Thanks to work coordinated between MSF, the Ministry of Health, the Departmental Health Service (SEDES), the National and Departmental Chagas Programmes (PNCH and PDCH), and the Monteagudo town council, it was proven that diagnosis and treatment can be ensured on a primary care level in rural areas, just as is the case with the other diseases commonly managed in the primary care structures. For this to be a possibility, a strong political will and the necessary resources are required in order to ensure continued access to diagnosis and treatment, in addition to the initial investment needed to train health professionals and establish the basic care protocols.
MSF's experience coordinating with health authorities has allowed us to standardise the lessons learned in a Comprehensive Chagas Care Model in rural areas, which must be used as a reference tool to implement similar problems in other endemic areas in the country. This reference model concludes our care project for the Chagas disease in Bolivia.
Now it is the turn of Bolivian health authorities, who need to address the need to place Chagas disease in the centre of the public health agenda as a matter of priority. It is essential that each of these departments have more trained staff who know how to respond accordingly to the control and management requirements of the disease, with a budget adapted according to the number of people living with the disease.

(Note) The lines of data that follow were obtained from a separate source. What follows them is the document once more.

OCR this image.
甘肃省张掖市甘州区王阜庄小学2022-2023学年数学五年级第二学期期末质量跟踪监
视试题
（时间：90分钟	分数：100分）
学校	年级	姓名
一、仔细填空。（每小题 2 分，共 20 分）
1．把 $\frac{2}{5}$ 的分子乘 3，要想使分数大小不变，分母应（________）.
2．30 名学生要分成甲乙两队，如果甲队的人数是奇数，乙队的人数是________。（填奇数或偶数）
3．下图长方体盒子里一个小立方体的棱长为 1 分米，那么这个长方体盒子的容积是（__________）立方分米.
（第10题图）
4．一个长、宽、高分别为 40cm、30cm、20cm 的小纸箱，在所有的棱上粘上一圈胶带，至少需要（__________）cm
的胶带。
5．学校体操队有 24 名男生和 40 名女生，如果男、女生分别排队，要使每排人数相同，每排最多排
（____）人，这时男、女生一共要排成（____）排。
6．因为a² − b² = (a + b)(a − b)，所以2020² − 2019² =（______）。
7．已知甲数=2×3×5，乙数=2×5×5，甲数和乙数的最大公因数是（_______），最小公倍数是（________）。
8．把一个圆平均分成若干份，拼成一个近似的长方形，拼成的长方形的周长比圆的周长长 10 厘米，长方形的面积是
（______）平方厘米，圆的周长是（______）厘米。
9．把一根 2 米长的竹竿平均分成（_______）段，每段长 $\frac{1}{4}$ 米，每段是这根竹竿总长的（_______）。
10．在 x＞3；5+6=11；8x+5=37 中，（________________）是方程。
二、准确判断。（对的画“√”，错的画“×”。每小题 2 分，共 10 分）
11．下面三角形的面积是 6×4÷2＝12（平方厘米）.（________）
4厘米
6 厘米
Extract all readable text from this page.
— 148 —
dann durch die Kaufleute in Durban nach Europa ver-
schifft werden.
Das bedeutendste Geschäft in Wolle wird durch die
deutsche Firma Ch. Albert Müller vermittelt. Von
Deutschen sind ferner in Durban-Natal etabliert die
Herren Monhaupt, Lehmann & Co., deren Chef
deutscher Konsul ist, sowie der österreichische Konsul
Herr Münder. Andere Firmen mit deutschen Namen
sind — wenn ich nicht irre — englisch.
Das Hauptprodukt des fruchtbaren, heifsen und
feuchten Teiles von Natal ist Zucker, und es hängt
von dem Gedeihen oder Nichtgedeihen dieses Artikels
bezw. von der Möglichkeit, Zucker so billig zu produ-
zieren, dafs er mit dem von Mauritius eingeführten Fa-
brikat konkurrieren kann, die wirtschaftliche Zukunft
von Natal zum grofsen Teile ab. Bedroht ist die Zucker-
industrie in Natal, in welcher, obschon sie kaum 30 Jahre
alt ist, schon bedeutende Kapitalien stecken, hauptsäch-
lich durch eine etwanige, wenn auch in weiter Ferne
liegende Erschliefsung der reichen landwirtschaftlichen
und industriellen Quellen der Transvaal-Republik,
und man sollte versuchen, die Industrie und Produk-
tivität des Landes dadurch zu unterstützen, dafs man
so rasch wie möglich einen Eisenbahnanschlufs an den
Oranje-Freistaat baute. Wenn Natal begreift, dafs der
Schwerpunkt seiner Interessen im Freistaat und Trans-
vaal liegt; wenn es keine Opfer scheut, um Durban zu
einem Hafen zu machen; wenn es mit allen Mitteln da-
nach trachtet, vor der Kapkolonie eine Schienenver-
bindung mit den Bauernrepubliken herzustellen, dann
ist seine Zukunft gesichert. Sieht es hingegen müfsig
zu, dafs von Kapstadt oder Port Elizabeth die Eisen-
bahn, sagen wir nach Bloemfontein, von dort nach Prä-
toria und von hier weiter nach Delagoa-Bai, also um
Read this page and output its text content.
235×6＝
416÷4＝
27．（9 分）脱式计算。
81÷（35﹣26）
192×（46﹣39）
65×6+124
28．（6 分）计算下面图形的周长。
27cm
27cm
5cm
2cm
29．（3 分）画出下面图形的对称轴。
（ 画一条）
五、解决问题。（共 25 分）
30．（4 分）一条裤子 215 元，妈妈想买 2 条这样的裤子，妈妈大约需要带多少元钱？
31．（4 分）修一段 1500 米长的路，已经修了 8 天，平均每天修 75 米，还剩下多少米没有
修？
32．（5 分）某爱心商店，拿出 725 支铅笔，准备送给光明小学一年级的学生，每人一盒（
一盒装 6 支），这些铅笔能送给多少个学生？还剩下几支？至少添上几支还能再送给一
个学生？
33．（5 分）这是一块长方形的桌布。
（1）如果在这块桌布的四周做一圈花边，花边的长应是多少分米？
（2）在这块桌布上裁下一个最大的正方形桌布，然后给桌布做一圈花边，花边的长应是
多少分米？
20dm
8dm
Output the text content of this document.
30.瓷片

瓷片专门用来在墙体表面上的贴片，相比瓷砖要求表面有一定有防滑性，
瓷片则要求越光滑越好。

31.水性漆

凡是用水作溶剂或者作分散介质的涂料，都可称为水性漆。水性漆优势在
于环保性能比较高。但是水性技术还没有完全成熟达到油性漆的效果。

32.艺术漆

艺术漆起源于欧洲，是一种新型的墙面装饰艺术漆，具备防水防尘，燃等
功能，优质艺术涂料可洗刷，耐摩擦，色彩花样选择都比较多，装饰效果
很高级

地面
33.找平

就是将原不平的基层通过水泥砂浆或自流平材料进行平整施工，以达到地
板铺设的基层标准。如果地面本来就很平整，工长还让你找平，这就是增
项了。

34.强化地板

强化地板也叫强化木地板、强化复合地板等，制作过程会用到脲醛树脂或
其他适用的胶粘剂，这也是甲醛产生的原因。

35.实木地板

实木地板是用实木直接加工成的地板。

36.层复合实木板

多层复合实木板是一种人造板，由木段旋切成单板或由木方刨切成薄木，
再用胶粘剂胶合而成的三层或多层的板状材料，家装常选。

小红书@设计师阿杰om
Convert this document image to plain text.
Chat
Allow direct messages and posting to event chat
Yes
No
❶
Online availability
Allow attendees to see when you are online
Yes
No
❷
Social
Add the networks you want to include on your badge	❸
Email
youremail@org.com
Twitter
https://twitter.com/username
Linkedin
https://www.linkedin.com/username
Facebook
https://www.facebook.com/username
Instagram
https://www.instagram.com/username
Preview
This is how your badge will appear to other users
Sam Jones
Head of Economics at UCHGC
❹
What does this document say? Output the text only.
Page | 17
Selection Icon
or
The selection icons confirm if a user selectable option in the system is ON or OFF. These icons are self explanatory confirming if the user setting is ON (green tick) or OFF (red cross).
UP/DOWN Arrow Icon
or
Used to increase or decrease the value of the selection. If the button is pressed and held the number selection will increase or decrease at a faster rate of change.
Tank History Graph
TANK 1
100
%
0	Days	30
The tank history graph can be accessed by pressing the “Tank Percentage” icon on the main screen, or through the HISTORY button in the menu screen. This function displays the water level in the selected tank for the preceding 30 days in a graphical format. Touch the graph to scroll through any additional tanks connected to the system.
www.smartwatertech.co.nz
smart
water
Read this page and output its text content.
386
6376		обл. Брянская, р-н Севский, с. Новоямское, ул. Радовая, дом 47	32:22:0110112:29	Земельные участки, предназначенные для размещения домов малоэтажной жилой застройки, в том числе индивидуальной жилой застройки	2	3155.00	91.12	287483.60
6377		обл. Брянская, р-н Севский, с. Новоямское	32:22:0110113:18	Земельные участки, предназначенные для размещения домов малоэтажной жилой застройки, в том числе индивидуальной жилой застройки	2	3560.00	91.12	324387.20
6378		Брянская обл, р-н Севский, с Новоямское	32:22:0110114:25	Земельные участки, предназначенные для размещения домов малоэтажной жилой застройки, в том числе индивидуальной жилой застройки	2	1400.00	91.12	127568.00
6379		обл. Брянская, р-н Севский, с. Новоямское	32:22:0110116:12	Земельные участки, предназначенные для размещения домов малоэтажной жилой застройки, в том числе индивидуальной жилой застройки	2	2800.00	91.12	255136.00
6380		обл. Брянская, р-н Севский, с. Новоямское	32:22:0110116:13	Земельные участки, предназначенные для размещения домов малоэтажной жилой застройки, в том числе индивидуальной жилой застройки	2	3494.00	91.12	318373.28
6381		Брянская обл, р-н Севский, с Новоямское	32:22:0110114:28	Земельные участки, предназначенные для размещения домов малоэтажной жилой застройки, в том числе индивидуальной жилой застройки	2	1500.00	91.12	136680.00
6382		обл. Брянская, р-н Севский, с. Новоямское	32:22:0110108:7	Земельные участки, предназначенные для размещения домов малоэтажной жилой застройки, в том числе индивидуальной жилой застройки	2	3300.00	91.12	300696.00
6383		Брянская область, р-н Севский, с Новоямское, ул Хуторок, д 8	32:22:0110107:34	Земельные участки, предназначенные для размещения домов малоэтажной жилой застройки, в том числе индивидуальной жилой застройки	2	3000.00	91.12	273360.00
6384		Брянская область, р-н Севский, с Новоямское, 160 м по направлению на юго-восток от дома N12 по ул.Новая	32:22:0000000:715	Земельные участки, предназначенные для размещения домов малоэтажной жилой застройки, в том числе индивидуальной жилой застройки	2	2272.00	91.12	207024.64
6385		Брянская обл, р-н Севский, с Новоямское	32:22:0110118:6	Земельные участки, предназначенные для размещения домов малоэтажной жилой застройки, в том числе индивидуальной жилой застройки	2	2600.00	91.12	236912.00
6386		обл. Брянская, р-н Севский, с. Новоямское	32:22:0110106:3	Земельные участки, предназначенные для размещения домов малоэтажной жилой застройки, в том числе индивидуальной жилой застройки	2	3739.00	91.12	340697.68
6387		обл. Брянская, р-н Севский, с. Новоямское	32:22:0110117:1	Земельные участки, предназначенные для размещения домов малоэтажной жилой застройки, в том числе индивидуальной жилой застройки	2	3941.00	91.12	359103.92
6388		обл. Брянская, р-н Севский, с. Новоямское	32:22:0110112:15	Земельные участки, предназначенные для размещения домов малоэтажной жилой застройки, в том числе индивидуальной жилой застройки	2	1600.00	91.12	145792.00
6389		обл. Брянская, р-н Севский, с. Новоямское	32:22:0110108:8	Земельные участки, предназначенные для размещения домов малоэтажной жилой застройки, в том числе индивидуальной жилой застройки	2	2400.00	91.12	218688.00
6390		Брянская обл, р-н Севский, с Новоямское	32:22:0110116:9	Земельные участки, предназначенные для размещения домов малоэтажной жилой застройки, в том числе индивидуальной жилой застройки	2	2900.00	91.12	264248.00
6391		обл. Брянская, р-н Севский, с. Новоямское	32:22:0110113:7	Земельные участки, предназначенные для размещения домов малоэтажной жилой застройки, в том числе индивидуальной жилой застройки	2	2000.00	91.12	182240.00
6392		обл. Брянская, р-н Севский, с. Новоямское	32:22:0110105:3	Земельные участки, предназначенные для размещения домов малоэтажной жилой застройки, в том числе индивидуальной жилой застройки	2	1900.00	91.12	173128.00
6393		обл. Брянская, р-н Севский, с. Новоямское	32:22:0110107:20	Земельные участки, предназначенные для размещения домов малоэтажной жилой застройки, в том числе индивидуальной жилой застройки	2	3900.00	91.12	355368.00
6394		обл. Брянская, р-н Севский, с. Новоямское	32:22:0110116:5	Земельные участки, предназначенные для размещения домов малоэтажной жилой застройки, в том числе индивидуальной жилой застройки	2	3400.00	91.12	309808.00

However, having finished our work on Chagas in the Plurinational State of Bolivia,MSF reiterates its commitment to providing the country’s authorities with the experience acquired through years of fighting the disease. We reiterate once again that this illness can be fully treated, even in the most remote and vulnerable communities, but only if the necessary resources are allocated and if there is an interest from the health authorities to fight it. In this way, we can ensure that Chagas stops being a silent assassin.